Random Forests for Dura Mater Microvasculature Segmentation Using Epifluorescence Images

Automatic segmentation of microvascular structures is a critical step in quantitatively characterizing vessel remodeling and other physiological changes in the dura mater or other tissues. We developed a supervised random forest (RF) classifier for segmenting thin vessel structures using multiscale features based on Hessian, oriented second derivatives, Laplacian of Gaussian and line features. The latter multiscale line detector feature helps in detecting and connecting faint vessel structures that would otherwise be missed. Experimental results on epifluorescence imagery show that the RF approach produces foreground vessel regions that are almost 20 and 25 percent better than Niblack and Otsu threshold-based segmentations respectively.
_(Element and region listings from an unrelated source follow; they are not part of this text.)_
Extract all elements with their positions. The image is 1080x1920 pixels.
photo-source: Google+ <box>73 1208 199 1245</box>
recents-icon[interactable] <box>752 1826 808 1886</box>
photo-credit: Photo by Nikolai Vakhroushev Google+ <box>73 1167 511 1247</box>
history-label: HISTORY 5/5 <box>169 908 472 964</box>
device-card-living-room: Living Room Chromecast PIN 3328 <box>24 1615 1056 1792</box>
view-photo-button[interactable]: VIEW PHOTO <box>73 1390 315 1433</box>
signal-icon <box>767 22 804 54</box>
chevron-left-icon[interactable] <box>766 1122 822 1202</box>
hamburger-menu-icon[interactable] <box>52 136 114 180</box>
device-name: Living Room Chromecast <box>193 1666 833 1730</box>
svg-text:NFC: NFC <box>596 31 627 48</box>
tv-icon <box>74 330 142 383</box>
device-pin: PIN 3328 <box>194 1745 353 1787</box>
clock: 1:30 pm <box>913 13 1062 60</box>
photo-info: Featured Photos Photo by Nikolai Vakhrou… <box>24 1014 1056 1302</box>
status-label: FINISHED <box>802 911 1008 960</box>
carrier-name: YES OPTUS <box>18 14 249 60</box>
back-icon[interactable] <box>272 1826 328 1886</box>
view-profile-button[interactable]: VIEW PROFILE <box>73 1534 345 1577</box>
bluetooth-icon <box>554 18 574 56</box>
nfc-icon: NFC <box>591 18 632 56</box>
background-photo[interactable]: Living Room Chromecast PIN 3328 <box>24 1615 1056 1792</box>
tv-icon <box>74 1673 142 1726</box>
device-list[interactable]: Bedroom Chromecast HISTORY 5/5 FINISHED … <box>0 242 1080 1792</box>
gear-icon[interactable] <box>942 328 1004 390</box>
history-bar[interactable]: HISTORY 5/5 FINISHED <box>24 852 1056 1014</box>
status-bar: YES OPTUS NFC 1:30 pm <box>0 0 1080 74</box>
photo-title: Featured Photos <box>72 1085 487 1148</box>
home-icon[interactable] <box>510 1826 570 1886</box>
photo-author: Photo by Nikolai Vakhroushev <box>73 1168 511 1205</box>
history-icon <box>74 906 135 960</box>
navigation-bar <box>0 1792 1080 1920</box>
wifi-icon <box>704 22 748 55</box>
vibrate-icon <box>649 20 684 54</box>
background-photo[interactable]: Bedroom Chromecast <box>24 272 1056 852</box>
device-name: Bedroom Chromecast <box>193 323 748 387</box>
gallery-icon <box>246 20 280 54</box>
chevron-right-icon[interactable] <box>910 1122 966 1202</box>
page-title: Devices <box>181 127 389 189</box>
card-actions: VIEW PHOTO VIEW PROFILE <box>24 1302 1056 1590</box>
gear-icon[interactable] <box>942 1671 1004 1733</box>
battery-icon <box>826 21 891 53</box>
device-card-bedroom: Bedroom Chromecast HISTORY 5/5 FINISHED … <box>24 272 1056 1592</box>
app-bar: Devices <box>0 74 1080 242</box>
MULTISCALE TENSOR ANISOTROPIC FILTERING OF FLUORESCENCE MICROSCOPY FOR DENOISING MICROVASCULATURE

Fluorescence microscopy images are contaminated by noise and improving image quality without blurring vascular structures by filtering is an important step in automatic image analysis. The application of interest here is to automatically extract the structural components of the microvascular system with accuracy from images acquired by fluorescence microscopy. A robust denoising process is necessary in order to extract accurate vascular morphology information. For this purpose, we propose a multiscale tensor with anisotropic diffusion model which progressively and adaptively updates the amount of smoothing while preserving vessel boundaries accurately. Based on a coherency enhancing flow with planar confidence measure and fused 3D structure information, our method integrates multiple scales for microvasculature preservation and noise removal membrane structures. Experimental results on simulated synthetic images and epifluorescence images show the advantage of our improvement over other related diffusion filters. We further show that the proposed multiscale integration approach improves denoising accuracy of different tensor diffusion methods to obtain better microvasculature segmentation.